Mitchell’s presence wasn’t the problem. We did ask him to be more accountable but basically he just became easy to push off the ball. He stopped being able to keep his feet and he is extremely fumbly. Just doesn’t seem to have the power and balance in the contest he used to, which is odd because he is still young and no real history of injury outside a recent shoulder.
I'm not here to tell you about players you know better than me but there isn't much there that you wouldn't put down to some injury niggles and confidence.
Defensive roles on ball are not simple. These guys are largely recruited because the are ball winners. Finding the timing between playing the ball on its merits and stopping an opponent seems to me to be a very difficult balance to strike. You're playing 2 ways in the midfield whereas defending in defence is very much one way with the ball coming at the defender (even of it goes over the back defender and forward are still reacting in the same way).
Get that timing wrong and all of the sudden you're off balance, or have your momentum going the wrong way and you're being brushed off.
It seems to me that the zone papers over the cracks of not having defensive specialists in the middle for a lot of teams.
I think many coaches delude themselves into thinking that the zones work or work well enough to load a midfield with players who are fundamentally attacking.
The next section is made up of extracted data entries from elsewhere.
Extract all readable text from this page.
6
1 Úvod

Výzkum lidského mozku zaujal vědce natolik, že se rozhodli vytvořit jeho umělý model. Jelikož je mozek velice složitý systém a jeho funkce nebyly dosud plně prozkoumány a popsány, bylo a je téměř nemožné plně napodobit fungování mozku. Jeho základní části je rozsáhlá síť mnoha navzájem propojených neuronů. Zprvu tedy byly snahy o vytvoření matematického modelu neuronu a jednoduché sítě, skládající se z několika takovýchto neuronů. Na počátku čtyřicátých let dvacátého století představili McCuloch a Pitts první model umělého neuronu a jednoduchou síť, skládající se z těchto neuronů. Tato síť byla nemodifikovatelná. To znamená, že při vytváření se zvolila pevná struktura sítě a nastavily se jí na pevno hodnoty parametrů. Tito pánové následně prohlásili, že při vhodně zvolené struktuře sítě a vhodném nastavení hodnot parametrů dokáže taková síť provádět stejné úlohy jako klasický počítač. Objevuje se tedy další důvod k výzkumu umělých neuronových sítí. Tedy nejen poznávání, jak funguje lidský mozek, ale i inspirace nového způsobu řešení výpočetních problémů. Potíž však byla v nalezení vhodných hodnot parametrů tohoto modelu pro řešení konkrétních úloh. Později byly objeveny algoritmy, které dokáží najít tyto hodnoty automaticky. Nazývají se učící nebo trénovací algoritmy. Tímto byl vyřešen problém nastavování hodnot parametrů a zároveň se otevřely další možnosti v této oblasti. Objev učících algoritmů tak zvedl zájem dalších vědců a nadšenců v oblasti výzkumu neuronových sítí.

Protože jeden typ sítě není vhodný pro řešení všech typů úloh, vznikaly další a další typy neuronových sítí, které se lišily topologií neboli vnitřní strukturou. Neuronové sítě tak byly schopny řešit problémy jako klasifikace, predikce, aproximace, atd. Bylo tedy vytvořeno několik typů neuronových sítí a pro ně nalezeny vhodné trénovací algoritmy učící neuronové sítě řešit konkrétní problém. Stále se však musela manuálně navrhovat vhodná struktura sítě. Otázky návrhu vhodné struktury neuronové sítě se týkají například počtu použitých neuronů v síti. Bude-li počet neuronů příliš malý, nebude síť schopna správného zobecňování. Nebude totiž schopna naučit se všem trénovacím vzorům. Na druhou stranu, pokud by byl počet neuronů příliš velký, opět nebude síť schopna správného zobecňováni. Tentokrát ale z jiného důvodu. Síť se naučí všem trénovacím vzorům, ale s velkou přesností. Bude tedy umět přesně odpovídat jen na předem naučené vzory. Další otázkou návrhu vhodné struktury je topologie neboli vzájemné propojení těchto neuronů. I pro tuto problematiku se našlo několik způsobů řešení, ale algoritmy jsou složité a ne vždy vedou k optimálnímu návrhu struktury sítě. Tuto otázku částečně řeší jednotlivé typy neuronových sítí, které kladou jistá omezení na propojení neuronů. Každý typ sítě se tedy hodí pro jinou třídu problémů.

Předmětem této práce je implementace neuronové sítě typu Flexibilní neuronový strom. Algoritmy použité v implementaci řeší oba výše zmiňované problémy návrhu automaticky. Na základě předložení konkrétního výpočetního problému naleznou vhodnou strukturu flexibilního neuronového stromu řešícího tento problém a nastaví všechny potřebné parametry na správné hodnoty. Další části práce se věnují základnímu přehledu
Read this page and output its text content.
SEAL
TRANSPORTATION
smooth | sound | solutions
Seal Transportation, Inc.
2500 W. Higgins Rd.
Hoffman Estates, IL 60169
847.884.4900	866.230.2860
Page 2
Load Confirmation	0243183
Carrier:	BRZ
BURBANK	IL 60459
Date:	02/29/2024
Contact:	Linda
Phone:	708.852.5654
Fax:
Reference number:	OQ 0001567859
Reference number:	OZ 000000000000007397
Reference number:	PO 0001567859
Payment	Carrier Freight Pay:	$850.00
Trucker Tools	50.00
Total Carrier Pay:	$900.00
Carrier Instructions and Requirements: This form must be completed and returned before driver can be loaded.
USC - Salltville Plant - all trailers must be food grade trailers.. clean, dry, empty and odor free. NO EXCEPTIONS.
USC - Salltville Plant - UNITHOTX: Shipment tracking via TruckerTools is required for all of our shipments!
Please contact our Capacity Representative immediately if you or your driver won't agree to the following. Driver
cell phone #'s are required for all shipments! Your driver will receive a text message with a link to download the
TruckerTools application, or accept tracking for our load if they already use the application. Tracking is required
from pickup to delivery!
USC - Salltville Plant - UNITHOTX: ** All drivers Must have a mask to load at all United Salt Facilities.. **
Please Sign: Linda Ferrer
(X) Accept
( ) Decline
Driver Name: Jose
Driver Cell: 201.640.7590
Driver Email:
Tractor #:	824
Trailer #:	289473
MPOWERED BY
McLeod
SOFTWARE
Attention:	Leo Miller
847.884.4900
I know at Essendon, not that we're an example of anything other than incompetence, we haven't had a defensive midfielder since Hocking (who was last AFL standard in 2014 or maybe 2015). It appears this trend has finally broken with the intended use of Setterfield.
Commentary about the game tends to fail analysis, too. The focus on possessions has not been helped by supercoach, etc.
The Hawks 3 peat midfield was average at ball winning as was Richmond but they had defensively disciplined players in the middle. Melbourne came good because it supported dominant Oliver and Petracca with a largely defensive group of players. Coming at it from the other side powerhouse midfield groups such as GWS or the Dogs can't seem to get past a prelim without a favourable match-up and then wilt in a GF.
This is the context in which you have to try to understand what is happening with a guy like Worpel. He may not be capable of evolving his game and is probably not good enough to bal hunt. I don't accept for a second that, short of issues with psychology or professionalism that go to much more seriously problems, that players just lose ability. The attention of run-with players, etc is not something which many players are required to deal with, certainly not Worpel.
It gets back to the confluence of circumstances. Who do you want ball in hand to kick out of stoppages, etc, Ward/Day/McKenzie or Worpel? Teams set up to get the ball into the hands of the players they want to have it.